Lille is burning

Jeanne, 22 años, maleta roja con ruedas y piel lechosa, pecas en la cara entre su sonrojo. Sale del tren y piensa que llega en el momento perfecto: Francia quedaba muy atrás. Su compañero de asiento le dijo un minuto antes de parar que ese pueblo había dado más mártires a la patria que todo el resto del país. Jeanne sonrió tímidamente, se apartó el pelo de la cara y lo abandonó tras su oreja derecha. Nada ni nadie podrían quitarle estos meses de locura en el extranjero. Bajó del tren de alta velocidad llegando a su destino Erasmus. Sintió el calor y la sequedad del ambiente de su nuevo hogar, tan claramente contrario a su amada Lille. Apuró la botella de agua y se despidió con la mirada de su extraño compañero de viaje, que se perdió silbando entre la gente que hace cola para tomar un taxi. Ella opta por un autobús local que le lleve al centro de la ciudad, donde está su hotel, su hogar momentáneo hasta encontrar un piso decente.

El trayecto del autobús por el extrarradio y la universidad antes de entrar en la ciudad le parece un tanto desolador, pero no se desanima. “Estudia mucho y come”, le dijo su madre al despedirse. Su padre no estuvo para despedidas. Es viernes y no hay ni un alma por el campus. Pronto descubre que su destino Erasmus es plano, aburrido, decadente y pequeño. Menos mal que la gente será simpática y Jeanne hará amigos de todos los rincones del mundo. Toda esa maravillosa gente que no conoce. Cierra los ojos. Cruza los dedos. Respira profundamente. Entra por fin en el hotel tras dar vueltas por el barrio, lanza la maleta en la cama, orina, se refresca la cara y sale de nuevo a la calle. Sigue el calor seco y a cada paso que da por el centro de la ciudad se siente observada. Tan alta, tan rubia, camina flotando. Entra en la farmacia de la plaza mayor y tras pedir paracetamol en pastillas. Le atiende el farmacéutico, de unos cincuenta y muchos, pelirrojo con canas, dientes pequeños y separados, camisa de cuadros bajo la bata blanca y sonrisa babosa. Jeanne le pregunta por alojamiento en la ciudad para estudiantes, gente joven y divertida que hará de su Erasmus los mejores meses de su vida, o eso dicen. Él le señala un edificio frente a la farmacia y le indica el Tercero B.

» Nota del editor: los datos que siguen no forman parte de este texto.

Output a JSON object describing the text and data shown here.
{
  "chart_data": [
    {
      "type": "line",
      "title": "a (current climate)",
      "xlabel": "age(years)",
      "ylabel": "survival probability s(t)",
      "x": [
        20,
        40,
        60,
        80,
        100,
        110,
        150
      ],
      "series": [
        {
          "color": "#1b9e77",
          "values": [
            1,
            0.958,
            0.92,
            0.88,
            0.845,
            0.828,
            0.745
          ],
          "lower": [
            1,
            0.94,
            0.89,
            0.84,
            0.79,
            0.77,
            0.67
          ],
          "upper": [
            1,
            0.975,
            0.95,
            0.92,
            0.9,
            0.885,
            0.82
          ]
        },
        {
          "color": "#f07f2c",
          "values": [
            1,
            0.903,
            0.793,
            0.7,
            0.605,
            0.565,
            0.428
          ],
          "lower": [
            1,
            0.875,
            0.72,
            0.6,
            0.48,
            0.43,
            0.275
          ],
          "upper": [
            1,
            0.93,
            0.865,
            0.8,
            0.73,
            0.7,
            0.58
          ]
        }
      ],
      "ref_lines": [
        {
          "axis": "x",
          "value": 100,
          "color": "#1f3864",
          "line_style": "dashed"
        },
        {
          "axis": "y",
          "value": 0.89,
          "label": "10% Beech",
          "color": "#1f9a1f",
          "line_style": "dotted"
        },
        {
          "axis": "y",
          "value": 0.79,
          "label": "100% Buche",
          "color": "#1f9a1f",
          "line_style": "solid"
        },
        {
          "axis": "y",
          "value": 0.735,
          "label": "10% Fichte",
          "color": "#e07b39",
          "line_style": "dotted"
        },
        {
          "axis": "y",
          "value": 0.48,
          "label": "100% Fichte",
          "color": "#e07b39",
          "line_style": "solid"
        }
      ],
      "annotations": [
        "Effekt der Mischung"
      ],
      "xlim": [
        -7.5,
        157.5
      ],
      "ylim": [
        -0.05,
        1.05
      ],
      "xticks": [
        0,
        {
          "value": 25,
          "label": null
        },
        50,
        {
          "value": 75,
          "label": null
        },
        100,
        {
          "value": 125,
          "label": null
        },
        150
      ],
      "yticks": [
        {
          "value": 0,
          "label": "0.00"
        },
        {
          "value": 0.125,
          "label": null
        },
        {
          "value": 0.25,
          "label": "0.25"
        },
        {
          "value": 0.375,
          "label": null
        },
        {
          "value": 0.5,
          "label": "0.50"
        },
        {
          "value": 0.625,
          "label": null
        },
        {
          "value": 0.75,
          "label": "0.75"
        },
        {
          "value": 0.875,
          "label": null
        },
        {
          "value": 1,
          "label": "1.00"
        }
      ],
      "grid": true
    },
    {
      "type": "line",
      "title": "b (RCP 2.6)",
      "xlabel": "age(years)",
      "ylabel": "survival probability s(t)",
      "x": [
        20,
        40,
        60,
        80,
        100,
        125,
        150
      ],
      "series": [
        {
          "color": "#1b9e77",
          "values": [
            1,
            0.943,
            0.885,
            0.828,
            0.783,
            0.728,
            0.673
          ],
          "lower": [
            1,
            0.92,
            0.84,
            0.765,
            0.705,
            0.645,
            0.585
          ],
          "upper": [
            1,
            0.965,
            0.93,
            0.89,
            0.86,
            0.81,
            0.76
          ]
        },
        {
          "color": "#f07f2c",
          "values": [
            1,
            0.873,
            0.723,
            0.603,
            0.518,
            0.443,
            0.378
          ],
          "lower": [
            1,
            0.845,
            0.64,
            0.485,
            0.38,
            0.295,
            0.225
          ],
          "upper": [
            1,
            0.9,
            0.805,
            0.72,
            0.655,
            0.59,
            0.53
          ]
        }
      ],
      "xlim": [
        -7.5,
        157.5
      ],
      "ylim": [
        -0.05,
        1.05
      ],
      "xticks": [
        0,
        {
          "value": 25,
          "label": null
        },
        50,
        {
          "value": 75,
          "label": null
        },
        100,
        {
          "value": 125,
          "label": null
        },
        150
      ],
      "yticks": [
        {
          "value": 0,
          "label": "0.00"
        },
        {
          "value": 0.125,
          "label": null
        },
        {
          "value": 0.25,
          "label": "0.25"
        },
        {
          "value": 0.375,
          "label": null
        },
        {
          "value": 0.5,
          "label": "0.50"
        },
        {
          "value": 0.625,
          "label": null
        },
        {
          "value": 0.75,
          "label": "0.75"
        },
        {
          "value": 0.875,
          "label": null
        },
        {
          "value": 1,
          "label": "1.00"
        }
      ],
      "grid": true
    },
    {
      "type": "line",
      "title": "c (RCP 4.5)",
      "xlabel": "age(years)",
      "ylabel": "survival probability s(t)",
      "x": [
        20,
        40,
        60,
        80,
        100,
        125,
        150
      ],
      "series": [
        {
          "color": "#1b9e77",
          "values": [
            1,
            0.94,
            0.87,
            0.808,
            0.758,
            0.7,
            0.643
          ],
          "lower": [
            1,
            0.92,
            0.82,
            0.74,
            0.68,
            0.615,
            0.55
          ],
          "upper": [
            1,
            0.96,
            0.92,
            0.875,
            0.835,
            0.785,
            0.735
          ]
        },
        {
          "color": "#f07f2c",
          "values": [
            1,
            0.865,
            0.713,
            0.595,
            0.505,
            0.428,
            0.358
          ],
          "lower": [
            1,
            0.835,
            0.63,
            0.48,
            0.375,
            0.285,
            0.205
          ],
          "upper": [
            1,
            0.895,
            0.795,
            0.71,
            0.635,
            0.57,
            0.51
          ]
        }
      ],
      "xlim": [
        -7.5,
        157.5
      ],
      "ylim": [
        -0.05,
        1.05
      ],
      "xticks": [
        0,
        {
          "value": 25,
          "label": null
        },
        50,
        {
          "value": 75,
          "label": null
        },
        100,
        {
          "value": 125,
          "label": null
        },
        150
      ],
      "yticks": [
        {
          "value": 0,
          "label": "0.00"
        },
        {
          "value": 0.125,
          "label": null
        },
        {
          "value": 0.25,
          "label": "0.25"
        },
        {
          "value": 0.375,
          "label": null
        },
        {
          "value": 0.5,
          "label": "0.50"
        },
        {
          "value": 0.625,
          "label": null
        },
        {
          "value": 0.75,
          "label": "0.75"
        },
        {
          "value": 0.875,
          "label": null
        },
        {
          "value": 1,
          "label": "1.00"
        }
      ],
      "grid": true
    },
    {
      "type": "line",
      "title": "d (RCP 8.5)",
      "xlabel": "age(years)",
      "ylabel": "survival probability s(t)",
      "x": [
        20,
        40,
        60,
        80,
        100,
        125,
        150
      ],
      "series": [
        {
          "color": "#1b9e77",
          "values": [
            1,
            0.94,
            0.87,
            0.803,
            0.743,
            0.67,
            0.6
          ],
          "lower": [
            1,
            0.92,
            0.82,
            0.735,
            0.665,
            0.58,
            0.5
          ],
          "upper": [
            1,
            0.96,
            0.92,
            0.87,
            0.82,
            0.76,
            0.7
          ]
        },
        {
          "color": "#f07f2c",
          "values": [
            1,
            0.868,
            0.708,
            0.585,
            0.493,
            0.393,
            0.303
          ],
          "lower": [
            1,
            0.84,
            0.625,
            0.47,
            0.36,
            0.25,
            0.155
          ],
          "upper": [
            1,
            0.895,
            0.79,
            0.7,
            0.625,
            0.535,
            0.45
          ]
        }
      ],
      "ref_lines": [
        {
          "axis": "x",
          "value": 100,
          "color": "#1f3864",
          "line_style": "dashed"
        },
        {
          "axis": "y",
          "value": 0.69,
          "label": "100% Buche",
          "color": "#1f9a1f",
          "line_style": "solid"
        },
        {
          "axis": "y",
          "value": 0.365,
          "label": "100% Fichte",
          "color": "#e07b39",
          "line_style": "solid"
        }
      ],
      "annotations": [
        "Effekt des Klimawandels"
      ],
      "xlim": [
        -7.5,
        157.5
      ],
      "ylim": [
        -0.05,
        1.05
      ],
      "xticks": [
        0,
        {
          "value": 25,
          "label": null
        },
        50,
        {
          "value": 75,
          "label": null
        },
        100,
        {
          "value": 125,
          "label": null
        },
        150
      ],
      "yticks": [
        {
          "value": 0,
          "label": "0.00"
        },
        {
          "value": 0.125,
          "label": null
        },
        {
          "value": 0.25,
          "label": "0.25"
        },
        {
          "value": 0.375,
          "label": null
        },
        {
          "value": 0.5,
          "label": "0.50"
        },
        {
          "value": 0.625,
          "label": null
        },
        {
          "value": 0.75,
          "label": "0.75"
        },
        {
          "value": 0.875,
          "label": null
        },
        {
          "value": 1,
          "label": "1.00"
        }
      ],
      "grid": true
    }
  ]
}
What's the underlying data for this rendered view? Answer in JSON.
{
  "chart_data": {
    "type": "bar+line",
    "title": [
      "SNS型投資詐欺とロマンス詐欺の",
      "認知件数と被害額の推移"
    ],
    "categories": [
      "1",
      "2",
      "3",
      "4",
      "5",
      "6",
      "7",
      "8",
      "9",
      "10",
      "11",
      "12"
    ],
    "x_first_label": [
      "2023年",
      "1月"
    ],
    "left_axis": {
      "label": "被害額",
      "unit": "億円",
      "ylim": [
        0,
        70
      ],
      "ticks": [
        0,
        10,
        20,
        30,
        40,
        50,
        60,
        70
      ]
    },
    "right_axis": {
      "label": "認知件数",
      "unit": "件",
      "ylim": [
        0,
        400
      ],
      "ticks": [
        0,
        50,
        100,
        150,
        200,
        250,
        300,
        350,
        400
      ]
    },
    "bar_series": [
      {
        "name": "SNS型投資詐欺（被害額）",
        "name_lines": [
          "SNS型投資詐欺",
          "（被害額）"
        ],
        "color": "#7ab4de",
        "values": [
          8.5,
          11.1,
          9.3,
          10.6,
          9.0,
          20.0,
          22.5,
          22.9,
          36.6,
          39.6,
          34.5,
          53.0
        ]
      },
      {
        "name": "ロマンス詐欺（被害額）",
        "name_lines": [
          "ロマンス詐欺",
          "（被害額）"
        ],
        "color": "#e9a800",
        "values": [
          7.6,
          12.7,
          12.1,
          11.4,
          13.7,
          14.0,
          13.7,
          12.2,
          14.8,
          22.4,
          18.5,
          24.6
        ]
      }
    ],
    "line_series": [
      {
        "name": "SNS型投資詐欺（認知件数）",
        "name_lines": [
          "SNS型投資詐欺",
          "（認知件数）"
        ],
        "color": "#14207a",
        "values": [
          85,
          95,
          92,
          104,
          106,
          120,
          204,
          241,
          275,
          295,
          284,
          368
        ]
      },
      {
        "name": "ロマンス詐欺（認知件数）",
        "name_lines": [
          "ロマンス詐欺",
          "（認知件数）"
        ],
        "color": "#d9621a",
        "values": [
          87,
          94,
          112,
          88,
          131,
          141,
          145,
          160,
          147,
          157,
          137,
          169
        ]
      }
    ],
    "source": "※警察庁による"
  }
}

Agradecida, le da la mano y se despide con una sonrisa amable. Cruza la calle, entra en el edificio y sube peldaño a peldaño hasta el tercer piso. Llama a la puerta, nadie responde y tras dos intentos decide bajar la escalera. Llegando al primer piso, allí está de nuevo el farmacéutico sin bata, sonriendo, tenebroso. Ella le explica cómo puede ser que no haya nadie. Él le coge del brazo y le dice que en el Tercero B tiene una habitación para ella. Que vive solo. Solo. Le faltó relamerse. Asustada, salió corriendo escalera abajo y tras su huida no podía dejar de oír la asquerosa risa de aquel loco español.